We do not want to misunderstand universality. The manifestations and the performances of power over the world are unique and special – the fist-fronted systematic Russian homophobia is not the same as the religiously-supported gay-hatred of Uganda. The universality is in the source of the power, the idea used as conceptual grounding to brutally break resistance and to conquer every inch of the world with the claw of colonial capitalism. The universality is in the breath before the ideological discourse is even spoken.

And that is why we keep up this fight. Because the appearance is dead, belief is dead, but the power behind it is not. To believe in the individual structure of the body is still to believe in a metaphysical idealism that ends in God. We are not rejecting God or Christian morality or Enlightenment dogma if we go on with these themes of belief, of corporeality, existing within a body and rejecting the rhizomatic power of rebellion as unity, never as individuality.

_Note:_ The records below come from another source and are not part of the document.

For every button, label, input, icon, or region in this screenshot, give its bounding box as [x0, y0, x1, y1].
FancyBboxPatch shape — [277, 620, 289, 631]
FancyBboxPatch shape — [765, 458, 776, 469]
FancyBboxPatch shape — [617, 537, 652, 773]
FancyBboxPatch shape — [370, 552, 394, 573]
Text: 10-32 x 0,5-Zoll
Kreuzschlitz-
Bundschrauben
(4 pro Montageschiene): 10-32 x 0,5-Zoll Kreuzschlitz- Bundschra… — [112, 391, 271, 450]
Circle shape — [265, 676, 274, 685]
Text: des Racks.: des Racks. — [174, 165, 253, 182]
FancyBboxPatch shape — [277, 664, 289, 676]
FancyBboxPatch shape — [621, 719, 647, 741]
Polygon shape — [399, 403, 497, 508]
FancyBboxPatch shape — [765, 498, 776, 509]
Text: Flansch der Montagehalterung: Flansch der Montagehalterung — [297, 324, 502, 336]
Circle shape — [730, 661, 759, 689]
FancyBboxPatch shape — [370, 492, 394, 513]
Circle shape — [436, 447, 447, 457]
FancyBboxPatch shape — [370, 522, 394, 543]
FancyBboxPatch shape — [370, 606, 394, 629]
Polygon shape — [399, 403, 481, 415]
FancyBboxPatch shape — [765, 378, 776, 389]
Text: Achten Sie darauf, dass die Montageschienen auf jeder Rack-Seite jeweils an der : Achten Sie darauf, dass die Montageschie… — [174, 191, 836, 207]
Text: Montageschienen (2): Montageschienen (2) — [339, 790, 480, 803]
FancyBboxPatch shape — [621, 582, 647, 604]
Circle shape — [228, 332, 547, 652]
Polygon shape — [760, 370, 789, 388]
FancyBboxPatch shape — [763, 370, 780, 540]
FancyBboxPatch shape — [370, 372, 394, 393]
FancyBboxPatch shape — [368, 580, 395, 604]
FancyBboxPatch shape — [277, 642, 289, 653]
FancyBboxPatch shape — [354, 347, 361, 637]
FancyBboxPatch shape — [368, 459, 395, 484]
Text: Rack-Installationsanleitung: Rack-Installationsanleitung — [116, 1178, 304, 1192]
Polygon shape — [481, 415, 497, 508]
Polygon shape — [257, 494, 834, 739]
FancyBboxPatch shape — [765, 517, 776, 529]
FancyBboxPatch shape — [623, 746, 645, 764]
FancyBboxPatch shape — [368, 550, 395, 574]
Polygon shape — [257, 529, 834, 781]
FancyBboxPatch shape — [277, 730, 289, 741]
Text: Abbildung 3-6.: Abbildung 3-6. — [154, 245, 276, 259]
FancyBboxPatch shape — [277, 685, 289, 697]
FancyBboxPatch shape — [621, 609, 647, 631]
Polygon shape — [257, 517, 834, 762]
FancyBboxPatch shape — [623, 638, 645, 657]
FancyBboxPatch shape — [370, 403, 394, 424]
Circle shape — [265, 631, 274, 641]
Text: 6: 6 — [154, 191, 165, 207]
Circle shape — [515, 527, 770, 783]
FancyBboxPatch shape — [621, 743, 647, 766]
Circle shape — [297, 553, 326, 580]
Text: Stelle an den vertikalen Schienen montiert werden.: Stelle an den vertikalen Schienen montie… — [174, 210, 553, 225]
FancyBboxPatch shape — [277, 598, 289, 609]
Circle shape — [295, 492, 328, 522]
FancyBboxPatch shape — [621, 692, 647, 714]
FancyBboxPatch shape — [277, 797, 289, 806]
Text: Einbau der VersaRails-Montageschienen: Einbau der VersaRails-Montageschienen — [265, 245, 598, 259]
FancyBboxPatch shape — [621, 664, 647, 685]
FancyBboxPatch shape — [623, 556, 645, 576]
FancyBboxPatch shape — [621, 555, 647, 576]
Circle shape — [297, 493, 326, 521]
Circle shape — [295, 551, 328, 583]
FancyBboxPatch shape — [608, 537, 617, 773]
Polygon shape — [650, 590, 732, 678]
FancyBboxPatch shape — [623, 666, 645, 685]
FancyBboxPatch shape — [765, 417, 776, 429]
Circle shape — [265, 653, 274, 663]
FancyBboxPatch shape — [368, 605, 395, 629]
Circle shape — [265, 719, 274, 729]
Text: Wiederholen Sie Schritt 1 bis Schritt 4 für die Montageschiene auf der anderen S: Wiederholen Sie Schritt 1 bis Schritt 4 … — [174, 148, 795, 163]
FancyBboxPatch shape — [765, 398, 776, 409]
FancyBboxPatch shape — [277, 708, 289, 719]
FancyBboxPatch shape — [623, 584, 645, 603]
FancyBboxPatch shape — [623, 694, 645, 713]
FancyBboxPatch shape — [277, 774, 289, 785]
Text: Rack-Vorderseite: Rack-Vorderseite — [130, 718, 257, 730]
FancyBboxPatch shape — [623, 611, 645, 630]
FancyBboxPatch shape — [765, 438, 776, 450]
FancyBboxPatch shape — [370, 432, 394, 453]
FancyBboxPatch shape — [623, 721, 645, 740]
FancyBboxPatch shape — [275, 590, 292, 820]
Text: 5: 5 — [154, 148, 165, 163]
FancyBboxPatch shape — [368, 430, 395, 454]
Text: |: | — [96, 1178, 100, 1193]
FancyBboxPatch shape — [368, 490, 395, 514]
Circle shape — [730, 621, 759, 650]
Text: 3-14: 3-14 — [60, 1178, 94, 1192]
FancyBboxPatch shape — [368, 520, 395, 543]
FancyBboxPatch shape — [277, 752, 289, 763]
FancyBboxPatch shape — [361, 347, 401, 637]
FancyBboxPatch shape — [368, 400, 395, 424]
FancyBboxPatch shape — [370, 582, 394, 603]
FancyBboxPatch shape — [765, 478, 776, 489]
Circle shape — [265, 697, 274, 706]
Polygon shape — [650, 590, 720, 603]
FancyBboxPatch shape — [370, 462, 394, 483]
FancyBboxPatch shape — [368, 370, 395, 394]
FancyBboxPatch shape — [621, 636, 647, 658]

Here, with this project, we reject the body, reject the singularity, we totally abandon the simplistic divide between We the Material and They the Ideal. We reject the ideal and the entirety of metaphysical structures. We have words, we have thought, we have power. And we use them to pull up a chair into the middle of this material game and give every side a little physical talking to.

A little physical talking to through doors that open onto nothing, doors that enclose no privilege. We are not locking in the Self or the source of words. We do not favour the presence of the spoken word over the absence on the other side. We just heave a little physicality out of a door and invite you in, into this place that is not navigable by structures because doors do not open or close, into this non-place that is never ‘I’, always ‘we’, and where we are everywhere.